"Comme président de la Juventus, je dois protéger le club du mieux possible", a déclaré Agnelli en conférence de presse.
"Aujourd'hui Petrucci a invité tout le monde à protéger le monde du sport et à respecter les règles. La Juventus l'a toujours fait", a-t-il insisté en réponse au président du Coni, qui avait, plus tôt dans la journée, fustigé la Juve pour son arrogance et lui avait demandé d'accepter sa sanction, de cesser d'interjeter appel et d'arrêter de tenter de manipuler le système judiciaire.
La Juventus, dépossédé en 2006 de ses titres 2005 et 2006 pour son implication dans le Calciopoli (influences d'arbitres) a fait appel devant de nombreuses institutions en vue de la restitution de ses titres. Dernier épisode en date, mardi: la Juve a présenté un recours devant le Tribunal administratif régional du Latium contre la Fédération italienne (FIGC), demandant plus de 400 millions d'euros de dommages et intérêts.

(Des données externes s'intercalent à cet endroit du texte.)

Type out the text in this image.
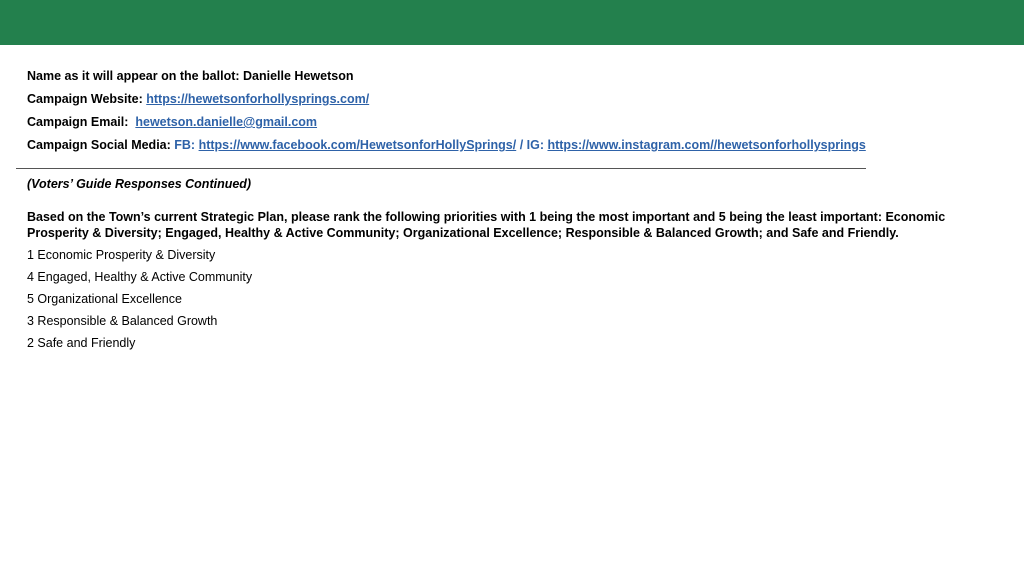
Name as it will appear on the ballot: Danielle Hewetson

Campaign Website: https://hewetsonforhollysprings.com/

Campaign Email:  hewetson.danielle@gmail.com

Campaign Social Media: FB: https://www.facebook.com/HewetsonforHollySprings/ / IG: https://www.instagram.com//hewetsonforhollysprings

(Voters’ Guide Responses Continued)
Based on the Town’s current Strategic Plan, please rank the following priorities with 1 being the most important and 5 being the least important: Economic Prosperity & Diversity; Engaged, Healthy & Active Community; Organizational Excellence; Responsible & Balanced Growth; and Safe and Friendly.
1 Economic Prosperity & Diversity
4 Engaged, Healthy & Active Community
5 Organizational Excellence
3 Responsible & Balanced Growth
2 Safe and Friendly
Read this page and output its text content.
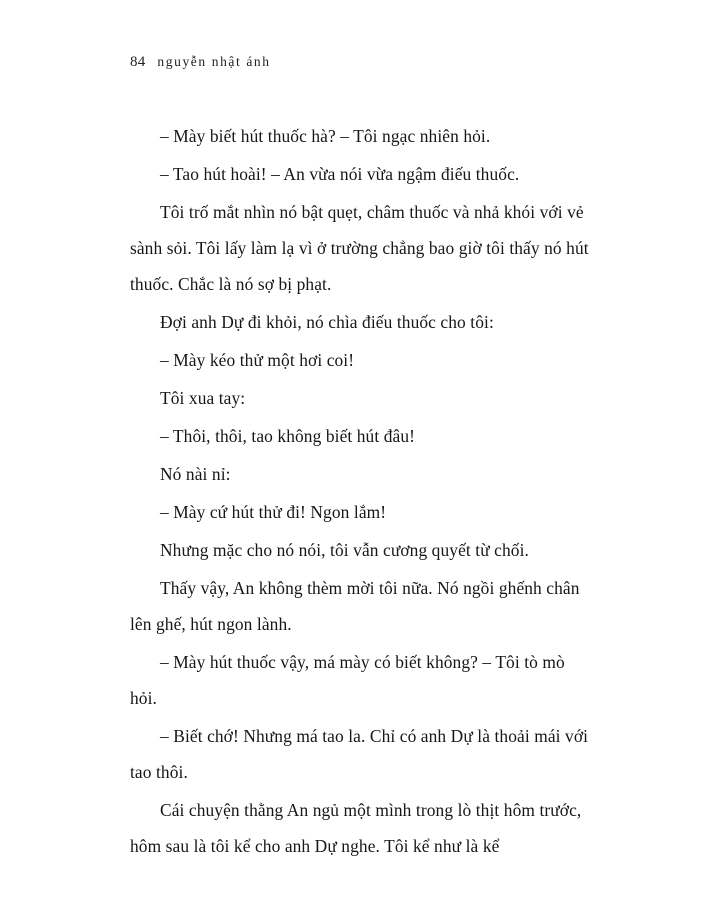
84 nguyễn nhật ánh

– Mày biết hút thuốc hà? – Tôi ngạc nhiên hỏi.

– Tao hút hoài! – An vừa nói vừa ngậm điếu thuốc.

Tôi trố mắt nhìn nó bật quẹt, châm thuốc và nhả khói với vẻ sành sỏi. Tôi lấy làm lạ vì ở trường chẳng bao giờ tôi thấy nó hút thuốc. Chắc là nó sợ bị phạt.

Đợi anh Dự đi khỏi, nó chìa điếu thuốc cho tôi:

– Mày kéo thử một hơi coi!

Tôi xua tay:

– Thôi, thôi, tao không biết hút đâu!

Nó nài nỉ:

– Mày cứ hút thử đi! Ngon lắm!

Nhưng mặc cho nó nói, tôi vẫn cương quyết từ chối.

Thấy vậy, An không thèm mời tôi nữa. Nó ngồi ghếnh chân lên ghế, hút ngon lành.

– Mày hút thuốc vậy, má mày có biết không? – Tôi tò mò hỏi.

– Biết chớ! Nhưng má tao la. Chỉ có anh Dự là thoải mái với tao thôi.

Cái chuyện thằng An ngủ một mình trong lò thịt hôm trước, hôm sau là tôi kể cho anh Dự nghe. Tôi kể như là kể
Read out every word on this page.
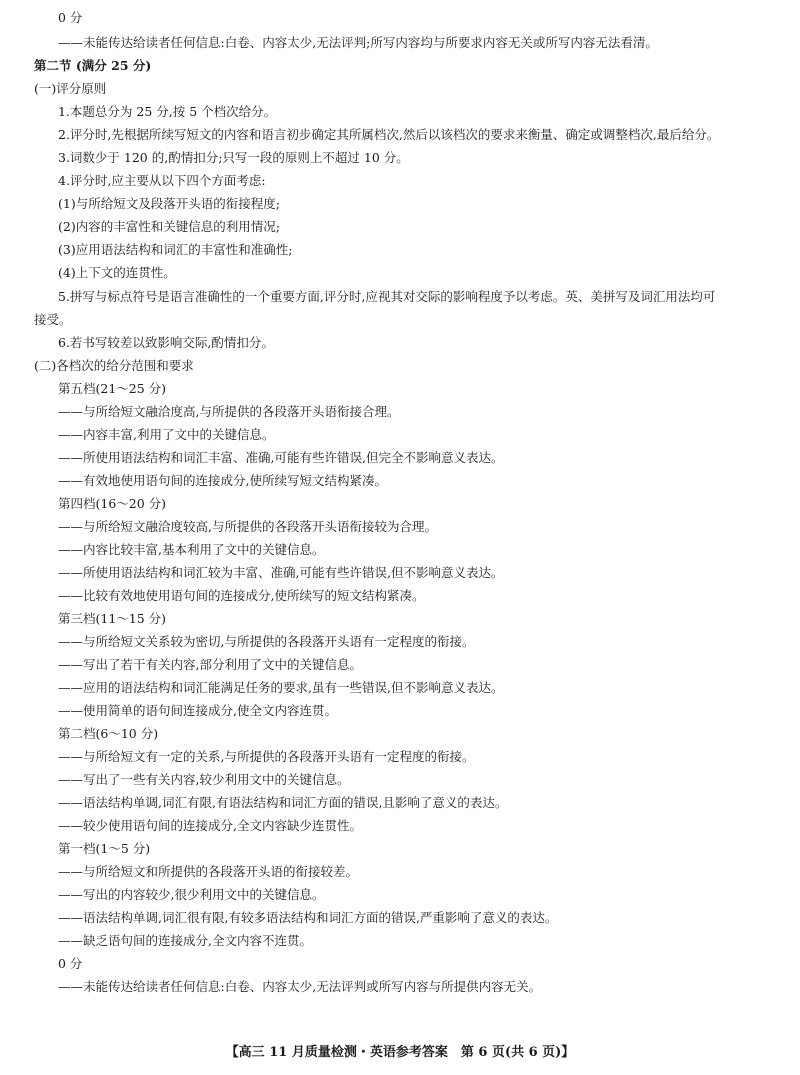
0 分
——未能传达给读者任何信息:白卷、内容太少,无法评判;所写内容均与所要求内容无关或所写内容无法看清。
第二节 (满分 25 分)
(一)评分原则
1.本题总分为 25 分,按 5 个档次给分。
2.评分时,先根据所续写短文的内容和语言初步确定其所属档次,然后以该档次的要求来衡量、确定或调整档次,最后给分。
3.词数少于 120 的,酌情扣分;只写一段的原则上不超过 10 分。
4.评分时,应主要从以下四个方面考虑:
(1)与所给短文及段落开头语的衔接程度;
(2)内容的丰富性和关键信息的利用情况;
(3)应用语法结构和词汇的丰富性和准确性;
(4)上下文的连贯性。
5.拼写与标点符号是语言准确性的一个重要方面,评分时,应视其对交际的影响程度予以考虑。英、美拼写及词汇用法均可
接受。
6.若书写较差以致影响交际,酌情扣分。
(二)各档次的给分范围和要求
第五档(21～25 分)
——与所给短文融洽度高,与所提供的各段落开头语衔接合理。
——内容丰富,利用了文中的关键信息。
——所使用语法结构和词汇丰富、准确,可能有些许错误,但完全不影响意义表达。
——有效地使用语句间的连接成分,使所续写短文结构紧凑。
第四档(16～20 分)
——与所给短文融洽度较高,与所提供的各段落开头语衔接较为合理。
——内容比较丰富,基本利用了文中的关键信息。
——所使用语法结构和词汇较为丰富、准确,可能有些许错误,但不影响意义表达。
——比较有效地使用语句间的连接成分,使所续写的短文结构紧凑。
第三档(11～15 分)
——与所给短文关系较为密切,与所提供的各段落开头语有一定程度的衔接。
——写出了若干有关内容,部分利用了文中的关键信息。
——应用的语法结构和词汇能满足任务的要求,虽有一些错误,但不影响意义表达。
——使用简单的语句间连接成分,使全文内容连贯。
第二档(6～10 分)
——与所给短文有一定的关系,与所提供的各段落开头语有一定程度的衔接。
——写出了一些有关内容,较少利用文中的关键信息。
——语法结构单调,词汇有限,有语法结构和词汇方面的错误,且影响了意义的表达。
——较少使用语句间的连接成分,全文内容缺少连贯性。
第一档(1～5 分)
——与所给短文和所提供的各段落开头语的衔接较差。
——写出的内容较少,很少利用文中的关键信息。
——语法结构单调,词汇很有限,有较多语法结构和词汇方面的错误,严重影响了意义的表达。
——缺乏语句间的连接成分,全文内容不连贯。
0 分
——未能传达给读者任何信息:白卷、内容太少,无法评判或所写内容与所提供内容无关。
【高三 11 月质量检测・英语参考答案　第 6 页(共 6 页)】
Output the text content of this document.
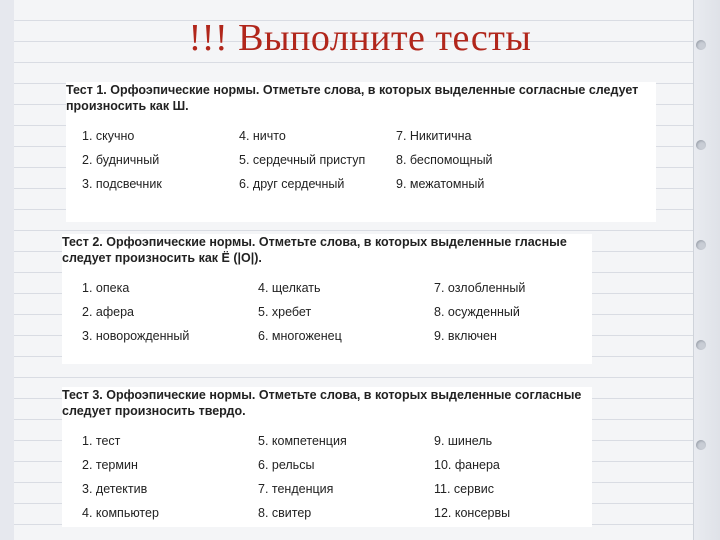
!!! Выполните тесты

Тест 1. Орфоэпические нормы. Отметьте слова, в которых выделенные согласные следует произносить как Ш.

1. скучно	4. ничто	7. Никитична
2. будничный	5. сердечный приступ	8. беспомощный
3. подсвечник	6. друг сердечный	9. межатомный

Тест 2. Орфоэпические нормы. Отметьте слова, в которых выделенные гласные следует произносить как Ё (|О|).

1. опека	4. щелкать	7. озлобленный
2. афера	5. хребет	8. осужденный
3. новорожденный	6. многоженец	9. включен

Тест 3. Орфоэпические нормы. Отметьте слова, в которых выделенные согласные следует произносить твердо.

1. тест	5. компетенция	9. шинель
2. термин	6. рельсы	10. фанера
3. детектив	7. тенденция	11. сервис
4. компьютер	8. свитер	12. консервы
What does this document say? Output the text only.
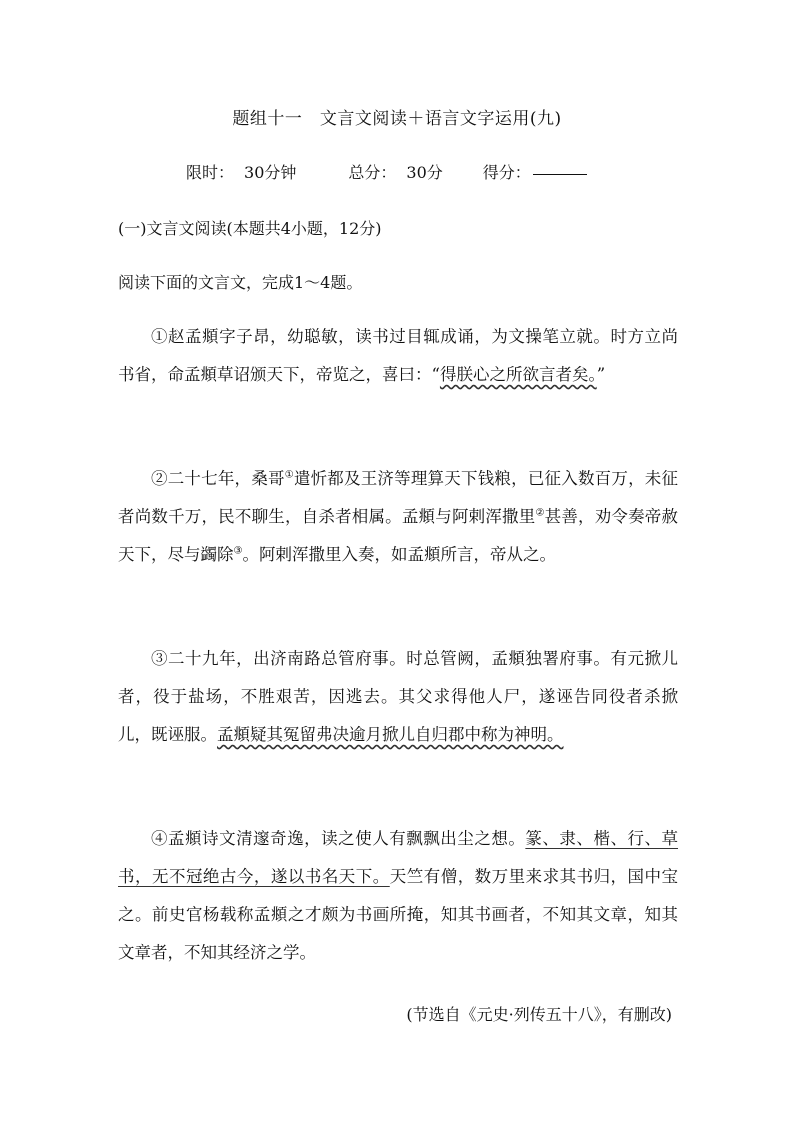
题组十一　文言文阅读＋语言文字运用(九)
限时： 30分钟	总分： 30分	得分：
(一)文言文阅读(本题共4小题，12分)
阅读下面的文言文，完成1～4题。

①赵孟頫字子昂，幼聪敏，读书过目辄成诵，为文操笔立就。时方立尚书省，命孟頫草诏颁天下，帝览之，喜曰：“得朕心之所欲言者矣。”

②二十七年，桑哥①遣忻都及王济等理算天下钱粮，已征入数百万，未征者尚数千万，民不聊生，自杀者相属。孟頫与阿剌浑撒里②甚善，劝令奏帝赦天下，尽与蠲除③。阿剌浑撒里入奏，如孟頫所言，帝从之。

③二十九年，出济南路总管府事。时总管阙，孟頫独署府事。有元掀儿者，役于盐场，不胜艰苦，因逃去。其父求得他人尸，遂诬告同役者杀掀儿，既诬服。孟頫疑其冤留弗决逾月掀儿自归郡中称为神明。

④孟頫诗文清邃奇逸，读之使人有飘飘出尘之想。篆、隶、楷、行、草书，无不冠绝古今，遂以书名天下。天竺有僧，数万里来求其书归，国中宝之。前史官杨载称孟頫之才颇为书画所掩，知其书画者，不知其文章，知其文章者，不知其经济之学。

(节选自《元史·列传五十八》，有删改)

Andrea Agnelli a par ailleurs demandé une réforme des institutions sportives: "Nous devons tous faire un pas en avant et nous avons besoin d'un nouveau ministre (des Sports)." "Nous devons créer une commission politique qui examinerait à nouveau les faits de 2006", a-t-il déclaré.
"Nous avons besoin de lois sur les institutions sportives, d'une réforme de la justice sportive et d'une révision de la loi Melandri (sur la répartition des droits TV du football, NDLR). Le football de haut niveau est un business qui brasse des centaines de millions d'euros et il doit disposer de lois appropriées", a-t-il conclu.